Skype family portraits reunite separated kin (pictures)
These families live thousands of miles apart, but still manage to pose together for family portraits, thanks to a Webcam, video-chatting software, and some creative wizardry by N.Y.-based photographer John Clang.
John Clang and family
Using a Webcam, the photographer and visual artist made live recordings of his family, transmitted the images via Skype and projected them into his New York living space. His wife, Elin Tew, then photographed him next to his virtual clan for a modern-day take on an old tradition.
Formal family portraits, often snapped in a studio, are common in Singapore, and Clang says he wanted to find a creative way to preserve the practice for the many Singaporean families separated when members, like him, go to live and work abroad.

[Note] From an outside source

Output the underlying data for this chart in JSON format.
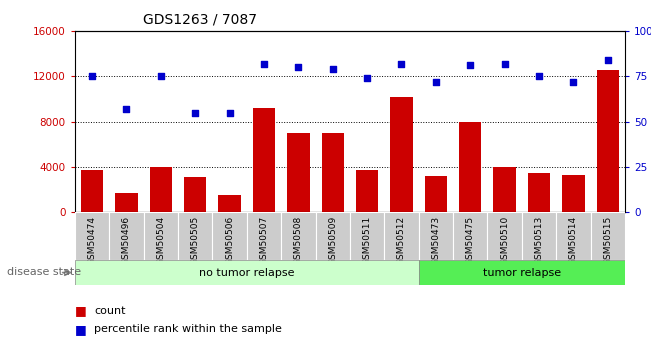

"This is how families, dis(membered) through time and space, can be re(membered) and made whole again through the use of a third space, a site that is able to reassemble them together within the photographic space that we call a family portrait," Clang says in an artist's statement.
Leong family
Here, Jessie Leong, her daughter Megan Marsh, and pooches, all based in Hong Kong, pose with family back in Singapore. They are (back row from left) Brandon Wong and Jessie's sister Belinda Leong, brother Donald Leong, and (front row, from left) Donald's daughter Jeanette Leong and parents Helen Ang and Robert Leong.
Chua family
Clang -- who has shot commercial photos for clients including AT&T, Boost Mobile, IBM, eBay, and Nokia -- often focuses his personal work on themes of proximity and distance. The complete "Being Together" series of 40 images will be exhibited during Clang's solo show at the National Museum of Singapore in early 2013.
Tye family
Alexia, an investment adviser, has lived in Paris since 1999. Her daughter was educated in Europe but moved back to Singapore to take a job as an account executive. Also pictured is Alexia's partner, Pierre de Fouquet.
Tan family
Lim family
"Drawing upon my own experiences of being separated from my family as a New York-based Singaporean," John Clang says, "this work documents and examines our condition of new-wave diaspora -- Singaporean families of various races and ethnicities grappling with the same predicament of separation through time and space."
Krishnan family
Here, Krishnan poses with (from left) his sister Maligah Krishnan, mom Anjemmal Krishnan, niece Maya Nirasawa Thevar, sister-in-law Tokiko Nirasawa, nephew Asuka Nirasawa Thevar, and brother K Veerapandiyan.
Clang and mom
"Being Together" doesn't mark the first time the New York-based photographer and visual artist has focused on his Singaporean family, and specifically themes of memory, identity, and the longing of a son living overseas. In the series "Erasure," for example, Clang painstakingly fades images of his aging parents "as a graphic portrayal of how life quietly empties itself from them."